SEC Flashcards
Financial Reporting Oversight Role (FROR)
A role in which a person is in a position to or does exercise influence over the contents of the F/S or anyone who prepares them. Examples: director, CEO, president, CFO, COO, general counsel, CAO, controller, director of internal audit, director of financial reporting, treasurer, or any equivalent position.

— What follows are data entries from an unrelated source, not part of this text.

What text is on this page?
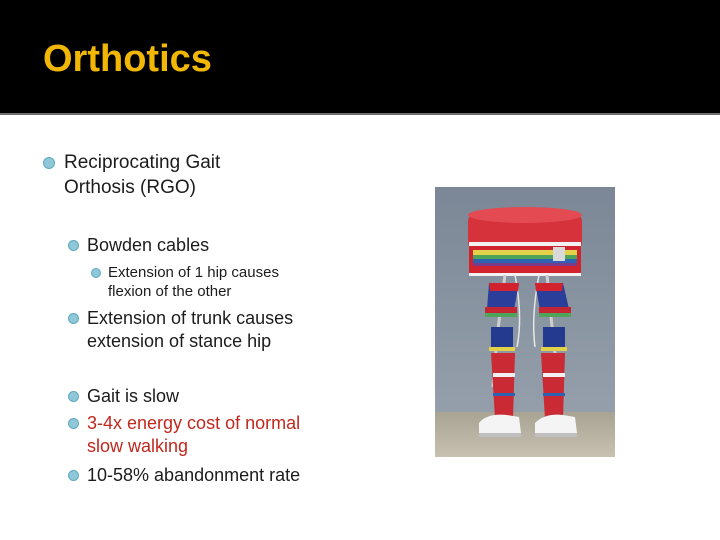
Orthotics
Reciprocating Gait
Orthosis (RGO)
Bowden cables
Extension of 1 hip causes
flexion of the other
Extension of trunk causes
extension of stance hip
Gait is slow
3-4x energy cost of normal
slow walking
10-58% abandonment rate
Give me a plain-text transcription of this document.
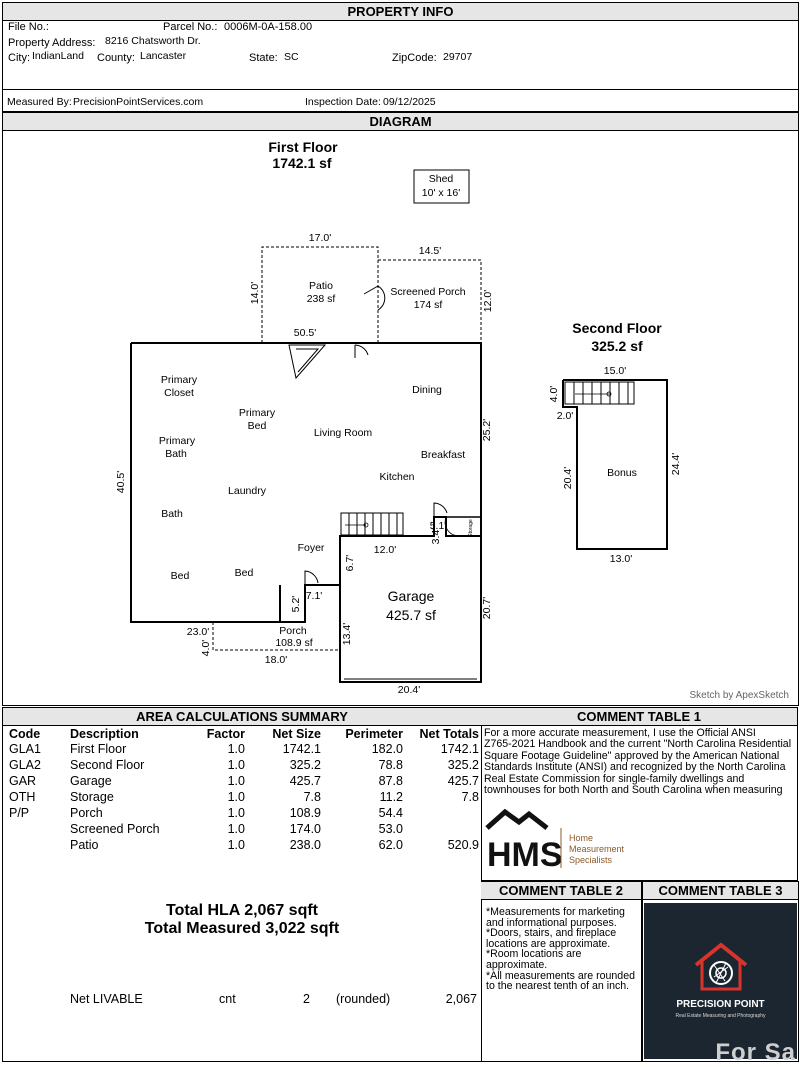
PROPERTY INFO
File No.:	Parcel No.: 0006M-0A-158.00
Property Address: 8216 Chatsworth Dr.
City: IndianLand County: Lancaster	State: SC	ZipCode: 29707
Measured By: PrecisionPointServices.com	Inspection Date: 09/12/2025
DIAGRAM
First Floor
1742.1 sf
Second Floor
325.2 sf
Shed
10' x 16'
17.0'
14.5'
14.0'	12.0'
Patio
238 sf
Screened Porch
174 sf
50.5'
40.5'
25.2'
Primary
Closet
Primary
Bed
Primary
Bath
Living Room
Dining
Breakfast
Kitchen
Laundry
Bath
Foyer
Bed	Bed
12.0'
Storage
5.1'
3.4'
Garage
425.7 sf
6.7'
20.7'
13.4'
20.4'
7.1'
5.2'
Porch
108.9 sf
23.0'
4.0'
18.0'
15.0'
4.0'
2.0'
20.4'
24.4'
13.0'
Bonus
Sketch by ApexSketch
AREA CALCULATIONS SUMMARY
Code	Description	Factor	Net Size	Perimeter	Net Totals
GLA1	First Floor	1.0	1742.1	182.0	1742.1
GLA2	Second Floor	1.0	325.2	78.8	325.2
GAR	Garage	1.0	425.7	87.8	425.7
OTH	Storage	1.0	7.8	11.2	7.8
P/P	Porch	1.0	108.9	54.4	
	Screened Porch	1.0	174.0	53.0	
	Patio	1.0	238.0	62.0	520.9
Total HLA 2,067 sqft
Total Measured 3,022 sqft
Net LIVABLE	cnt	2 (rounded)	2,067
COMMENT TABLE 1
For a more accurate measurement, I use the Official ANSI
Z765-2021 Handbook and the current "North Carolina Residential
Square Footage Guideline" approved by the American National
Standards Institute (ANSI) and recognized by the North Carolina
Real Estate Commission for single-family dwellings and
townhouses for both North and South Carolina when measuring
HMS Home
Measurement
Specialists
COMMENT TABLE 2
*Measurements for marketing
and informational purposes.
*Doors, stairs, and fireplace
locations are approximate.
*Room locations are
approximate.
*All measurements are rounded
to the nearest tenth of an inch.
COMMENT TABLE 3
PRECISION POINT
Real Estate Measuring and Photography
For Sa
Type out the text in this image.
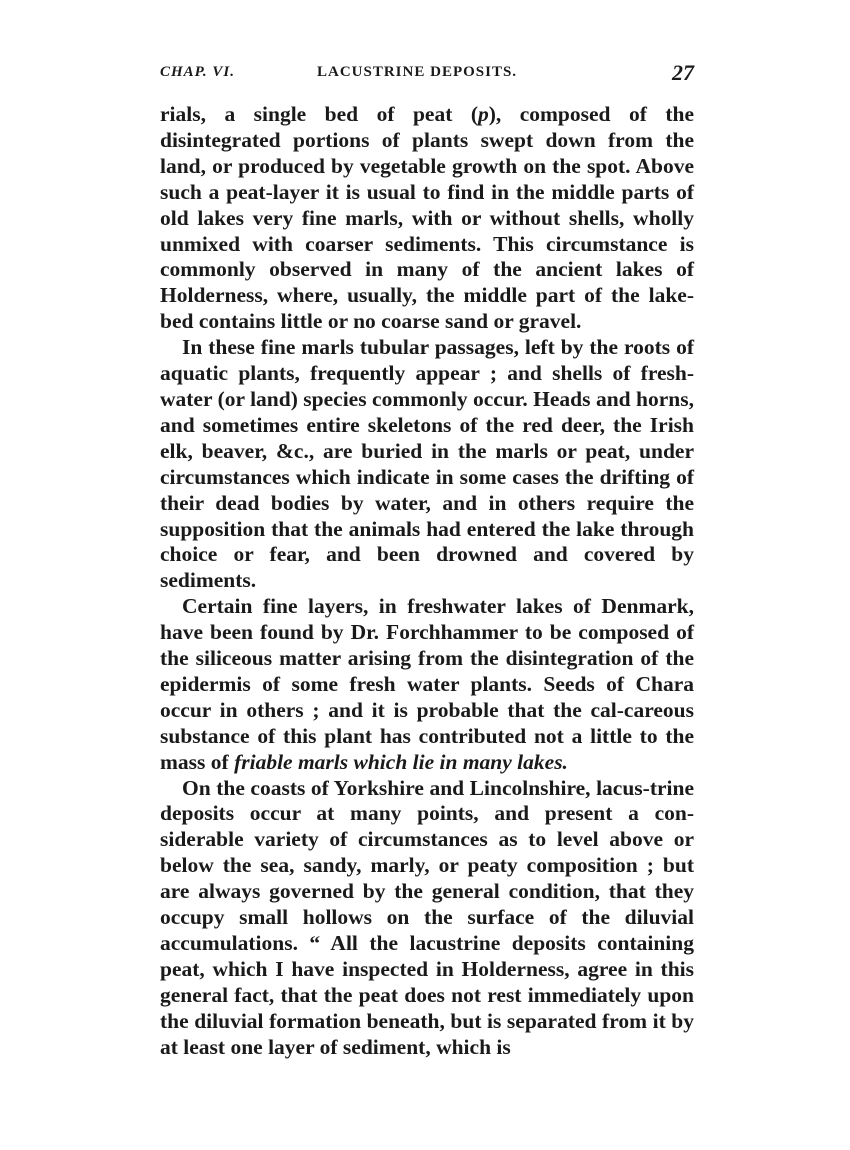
CHAP. VI.	LACUSTRINE DEPOSITS.	27

rials, a single bed of peat (p), composed of the disintegrated portions of plants swept down from the land, or produced by vegetable growth on the spot. Above such a peat-layer it is usual to find in the middle parts of old lakes very fine marls, with or without shells, wholly unmixed with coarser sediments. This circumstance is commonly observed in many of the ancient lakes of Holderness, where, usually, the middle part of the lake-bed contains little or no coarse sand or gravel.

In these fine marls tubular passages, left by the roots of aquatic plants, frequently appear ; and shells of fresh-water (or land) species commonly occur. Heads and horns, and sometimes entire skeletons of the red deer, the Irish elk, beaver, &c., are buried in the marls or peat, under circumstances which indicate in some cases the drifting of their dead bodies by water, and in others require the supposition that the animals had entered the lake through choice or fear, and been drowned and covered by sediments.

Certain fine layers, in freshwater lakes of Denmark, have been found by Dr. Forchhammer to be composed of the siliceous matter arising from the disintegration of the epidermis of some fresh water plants. Seeds of Chara occur in others ; and it is probable that the cal-careous substance of this plant has contributed not a little to the mass of friable marls which lie in many lakes.

On the coasts of Yorkshire and Lincolnshire, lacus-trine deposits occur at many points, and present a con-siderable variety of circumstances as to level above or below the sea, sandy, marly, or peaty composition ; but are always governed by the general condition, that they occupy small hollows on the surface of the diluvial accumulations. “ All the lacustrine deposits containing peat, which I have inspected in Holderness, agree in this general fact, that the peat does not rest immediately upon the diluvial formation beneath, but is separated from it by at least one layer of sediment, which is
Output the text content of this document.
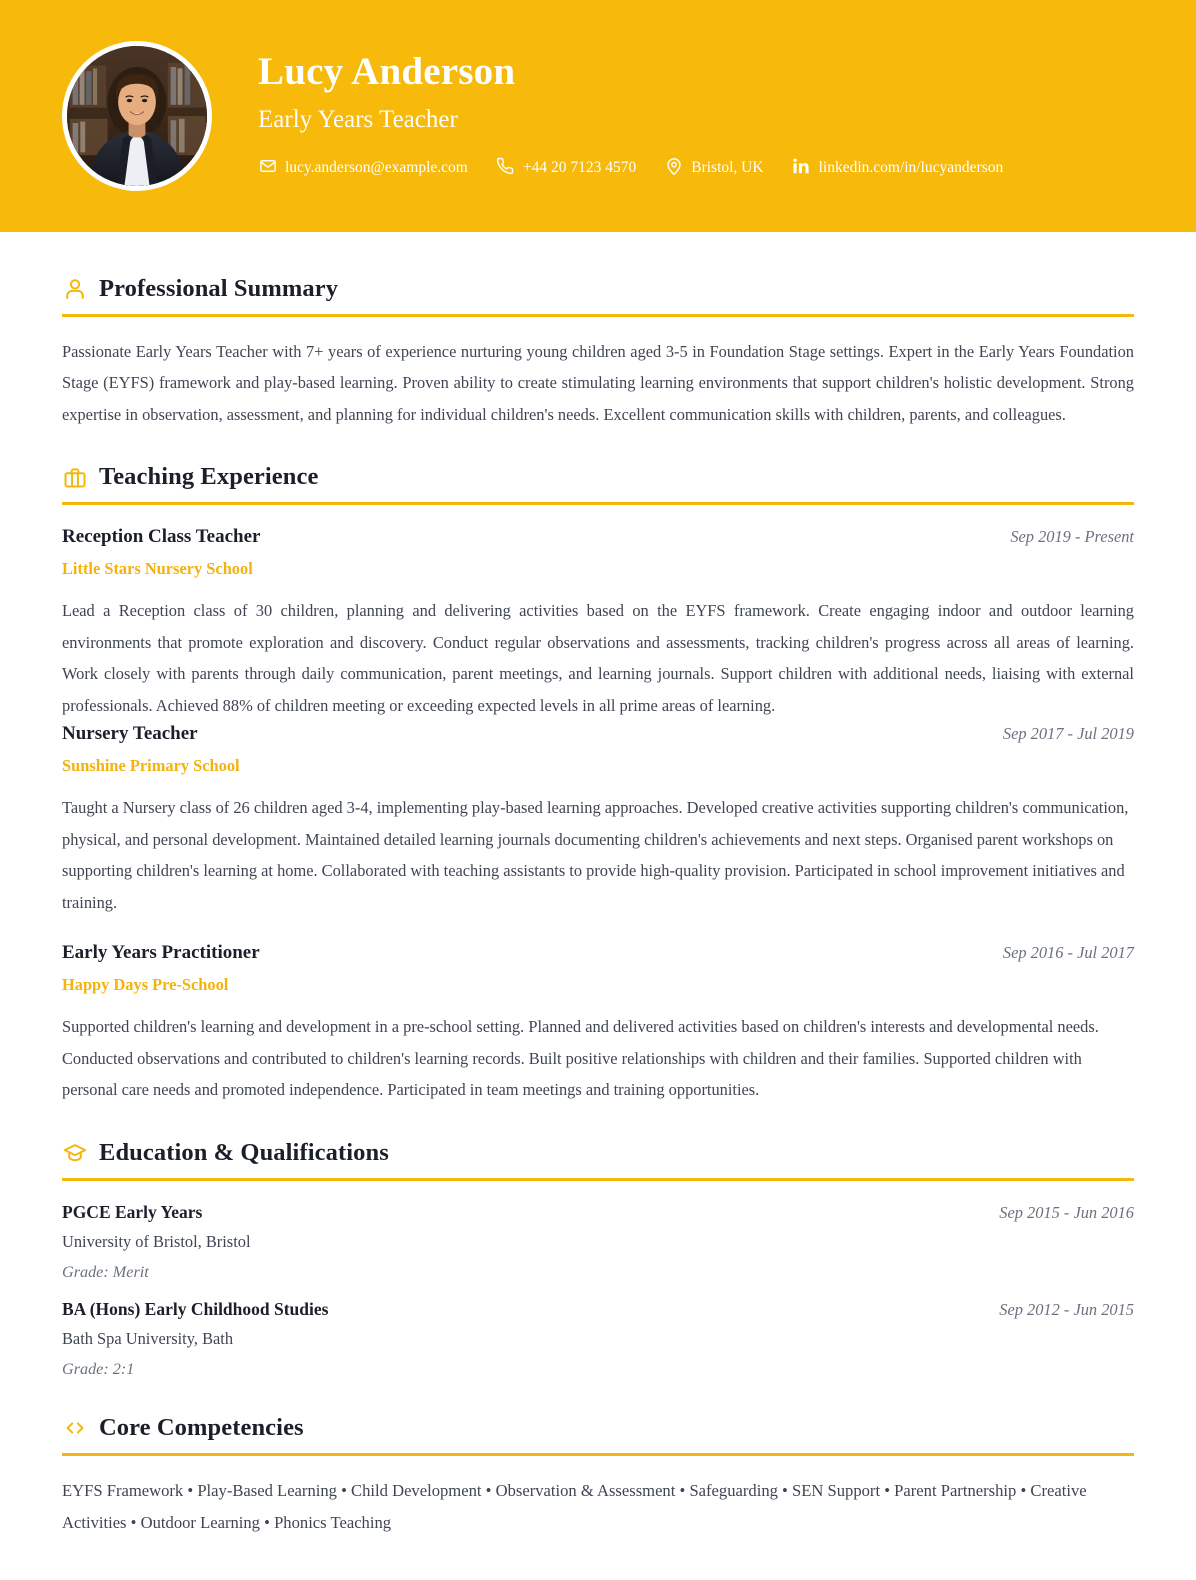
Lucy Anderson
Early Years Teacher
lucy.anderson@example.com	+44 20 7123 4570	Bristol, UK	linkedin.com/in/lucyanderson
Professional Summary

Passionate Early Years Teacher with 7+ years of experience nurturing young children aged 3-5 in Foundation Stage settings. Expert in the Early Years Foundation Stage (EYFS) framework and play-based learning. Proven ability to create stimulating learning environments that support children's holistic development. Strong expertise in observation, assessment, and planning for individual children's needs. Excellent communication skills with children, parents, and colleagues.

Teaching Experience
Reception Class Teacher	Sep 2019 - Present
Little Stars Nursery School

Lead a Reception class of 30 children, planning and delivering activities based on the EYFS framework. Create engaging indoor and outdoor learning environments that promote exploration and discovery. Conduct regular observations and assessments, tracking children's progress across all areas of learning. Work closely with parents through daily communication, parent meetings, and learning journals. Support children with additional needs, liaising with external professionals. Achieved 88% of children meeting or exceeding expected levels in all prime areas of learning.

Nursery Teacher	Sep 2017 - Jul 2019
Sunshine Primary School

Taught a Nursery class of 26 children aged 3-4, implementing play-based learning approaches. Developed creative activities supporting children's communication, physical, and personal development. Maintained detailed learning journals documenting children's achievements and next steps. Organised parent workshops on supporting children's learning at home. Collaborated with teaching assistants to provide high-quality provision. Participated in school improvement initiatives and training.

Early Years Practitioner	Sep 2016 - Jul 2017
Happy Days Pre-School

Supported children's learning and development in a pre-school setting. Planned and delivered activities based on children's interests and developmental needs. Conducted observations and contributed to children's learning records. Built positive relationships with children and their families. Supported children with personal care needs and promoted independence. Participated in team meetings and training opportunities.

Education & Qualifications
PGCE Early Years	Sep 2015 - Jun 2016
University of Bristol, Bristol
Grade: Merit
BA (Hons) Early Childhood Studies	Sep 2012 - Jun 2015
Bath Spa University, Bath
Grade: 2:1
Core Competencies
EYFS Framework • Play-Based Learning • Child Development • Observation & Assessment • Safeguarding • SEN Support • Parent Partnership • Creative Activities • Outdoor Learning • Phonics Teaching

Audit and Professional Engagement Period
Includes the period covered by any F/S being audited or reviewed (the “audit period”) and the period of the engagement (the “professional engagement period”). The professional engagement period begins at the earlier of when the accountant signs an initial engagement letter or begins the audit and ends when the audit client or the accountant notifies the SEC that the client is no longer the accountant’s audit client.
Close Family Member (CFM)
A person’s spouse, spousal equivalent, parent, dependent, nondependent child, and sibling.
Covered Persons
The following partners, principals, shareholders, and employees of an accounting firm:
1) Audit engagement team- which includes “all partners, principals, shareholders and professional employees participating in an audit, review, or attestation engagement of an audit client, including audit partners and all persons who consult with others on the audit engagement . . . regarding technical or industry-specific issues, transactions, or events” (comparable to AICPA “team”);
2) Chain of command, which includes all persons who: (a) supervise or have direct management responsibility for the audit, including at all successively senior levels through the accounting firm’s chief executive; (b) evaluate the performance or recommend the compensation of the audit engagement partner; or (c) provide quality control or other oversight of the audit (PTIs);
3) Any other partner, principal, shareholder, or managerial employee of the accounting firm who has provided 10 or more hours of non-audit services (NAS) to the audit client for the period beginning on the date such services are provided and ending on the date the accounting firm signs the report on the F/S for the fiscal year during which those services are provided, or who expects to provide 10 or more hours of NAS to the audit client on a recurring basis (10-hour persons); and
4) Any other partner, principal, or shareholder from an “office” of the accounting firm in which the lead audit engagement partner primarily practices in connection with the audit (OPIOs—other partners in the office).
Immediate Family Member (IFM)
A person’s spouse, spousal equivalent, and dependents.
Five Percent Investments
Independence is impaired if any partner, principal, shareholder, or professional employee of the accounting firm (and any of their IFMs or CFMs) owns more than 5% or more of the client’s stock.
Trustee of a Trust
Independence is impaired if the accounting firm or any covered persons or IFMs serve as voting trustees of a trust or executors of an estate containing an audit client’s securities, unless they have no authority to make investment decisions for the trust or estate.
Material Indirect Interests
As with the AICPA Code, accounting firms, covered persons, and their IFMs may not only not have direct financial interests in an audit client (whether material or immaterial), they may not have indirect interests that are material. It is permitted for these persons to own 5% or less of a diversified investment company, even if the company owns some shares of an audit client.
Audit Clients’ Financial Relationships—CPAs are not independent in these cases:
1) Investments by the Audit Client in the Accounting Firm—(a) An audit client has, or has agreed to acquire, any direct investment in the accounting firm, or (b) the audit client’s officers or directors own >5% of the equity securities of the accounting firm.
2) Underwriting—Their firm engages an audit client to act as an underwriter, broker-dealer, market-maker, promoter, or analyst for securities issued by the accounting firm.